A State of Fluidity - curated films by Maha Maamoun and Sara Rifky

Curator’s Statement

Sometimes I imagine us together, I think of ‘us’ as a situation; but this – this is a fluid state, it is a condition, which we are all a part of. Half the time we imagine situations and create them, constructing them, in our minds, then we step back and observe in wonderment this fluid state that is all embracing, and impossible to exit or escape. We follow inspiration towards intimacy, the comfort of lingering in a space of one’s own thought, fleeting, or a rumination, that stays. I sit on the edge of a cliff and look down. The cliff, a limit to my own humanity, my own intelligence. I look down, and the view opens up beneath us, an open sea, a horizon. Jumping seems like a bad idea, but it’s nice to take in the view that cannot be contained within the mind except from that vantage point perhaps.

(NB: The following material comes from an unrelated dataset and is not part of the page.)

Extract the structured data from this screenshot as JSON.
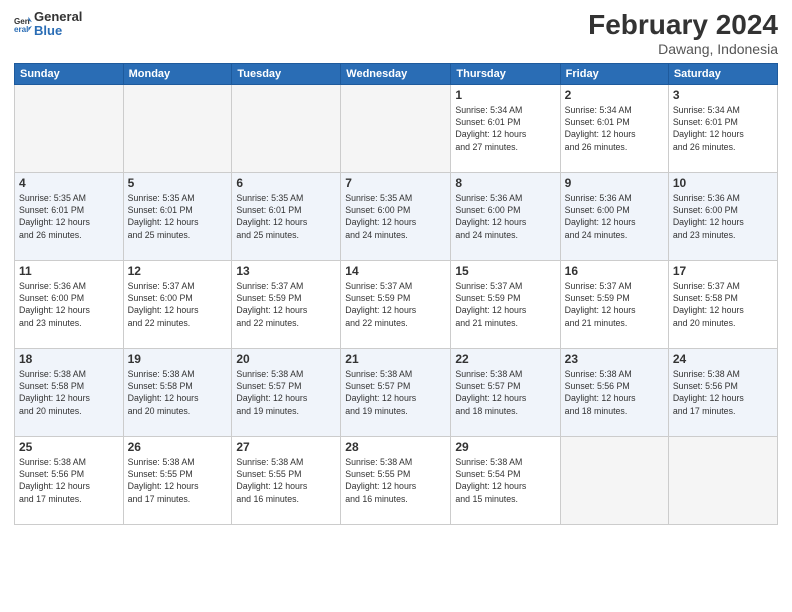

Perhaps, you can close your eyes, and imagine it differently. You may be asleep, but your mind is still lucid like it never has been before. You wake up to the underworld of your thoughts, an after-hours club, a Russian billiard parlour overflowing with men in the heart of Damascus. You walk in and it opens up in stretches of red sand, laden with iron, it is red. You walk and shallow waters reflect pink flamingos, all balancing with ease on one leg. There are two boat wrecks. The sand is like clay, but it is iron, it sticks to your feet, weighing you down, grounding, it slows down your steps. The sky opens up low and wide. The trees, in the distance, are low too. Everything appears to be horizontal. A race of situations keeps taking you back to the top of the cliff, where you see yourself looking down, at yourself, leaving a trail of footprints in red clay sands, next to nothing. You stand there, with me, words appear like birds, and ideas are all cut out from books, other works, pieces of fabric, flags, pairs of scissors, typewriters, discarded computers, drawing boards, and tables upside down, stacks of newspapers, and books banned once upon a time, an old crochet tunic, an unlikely pile of things in red, black, white and green, strings of pearls, yourself in a mirror, and glasses, for short sightedness, are lined up ahead of you on the utmost edge of the cliff. The glasses look and you look after them. You look out, the horizon is a limit of a view. More ...

Biography

Maha Maamoun lives and works in Cairo, Egypt. As an artist she primarily works with photography and video. Most recently she co-edited, with Haytham el-Wardany, a book titled The Middle Ear, for Sharjah Biennial 10. Her recent exhibitions include: ‘Second World’, Steirischer Herbst (2011), Outres Mesures, La Galerie – Contemporary Art Centre in Noisy-le-Sec (2011), ‘The End of Money’, Witte de With – Centre for Contemporary Art, Rotterdam (2011), ‘Mapping Subjectivity’, MoMA, New York (2010), and ‘Live Cinema’, Philadelphia Museum of Art (2010). She was co-curator of ‘PhotoCairo3’ (2005) and assistant curator for ‘Meeting Points 5’ (2007). Maamoun is a founding board member of the Contemporary Image Collective (CiC).

Sarah Rifky lives and works in Cairo and elsewhere. She has been curator of the Townhouse Gallery of Contemporary Art since 2009 and has taught at the American University in Cairo and MASS Alexandria in 2010. She studied visual art and mass communication at the American University in Cairo and received her MFA in Critical Studies from the Malmö Art Academy, Lund University in Sweden. She co-edited the artist book Damascus: Tourists, Artists Secret Agents’. Her projects include ‘Invisible Publics’ (Cairo, 2010), ‘The Popular Show’ (Cairo, 2011), an accord is first and foremost a proposition (New York, 2011) and ‘The Bergen Accords’ (Bergen, 2011). She is a curatorial agent for documenta (13) and founding director of CIRCA, the Cairo International Resource Center for Art.